Normally I have little patience for the Washington Compost, but a recent item has made the rounds in certain communities: new rules for telephone etiquette. And I have to say I’m in agreement with most of them, and not just for my own reasons.
One of the biggest reasons for new rules is phone anxiety aka telephobia, which is a real thing. (From Popular Science: “Phone anxiety is real—and solvable”.) Some people have difficulty speaking on the phone, even those able to speak in front of large groups. Whether it’s the disembodied voice or the intrusiveness of a ringing phone, it affects some people. Sending a text isn’t a hardship, and unlike a call, it’s not a demand for an instant response. From the Washington Post:
September 25, 2023 at 6:00 a.m. EDT
Phone calls have been around for 147 years, the iPhone 16 years and FaceTime video voice mails about a week.
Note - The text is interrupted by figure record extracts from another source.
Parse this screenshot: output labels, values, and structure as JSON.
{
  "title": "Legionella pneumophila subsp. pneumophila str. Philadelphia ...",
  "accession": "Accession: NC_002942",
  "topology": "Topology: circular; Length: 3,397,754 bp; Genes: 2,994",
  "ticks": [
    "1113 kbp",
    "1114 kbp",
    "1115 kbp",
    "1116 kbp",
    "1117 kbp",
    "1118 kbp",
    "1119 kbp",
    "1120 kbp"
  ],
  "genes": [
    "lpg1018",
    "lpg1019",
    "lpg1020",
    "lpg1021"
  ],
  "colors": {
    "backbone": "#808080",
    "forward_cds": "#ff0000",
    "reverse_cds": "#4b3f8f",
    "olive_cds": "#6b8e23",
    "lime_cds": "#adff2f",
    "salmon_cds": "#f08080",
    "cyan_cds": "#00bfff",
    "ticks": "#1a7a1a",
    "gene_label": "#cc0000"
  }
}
Not surprisingly, how we make calls has changed drastically alongside advances in technology. Now people can have conversations in public on their smartwatches, see voice mails transcribed in real time and dial internationally midday without stressing about the cost.
The phone norms also change quickly, causing some people to feel left behind or confused. The unwritten rules of chatting on the phone differ wildly between generations, leading to misunderstandings and frustration on all sides.
We spoke to an etiquette expert and people of all ages about their own phone pet peeves to come up with the following guidance to help everyone navigate phone calls in 2023.
These will vary depending on your relationship, your age and the context of the call. The closer you are to someone, the less the rules apply. Go ahead, FaceTime your mom with no warning while brushing your teeth.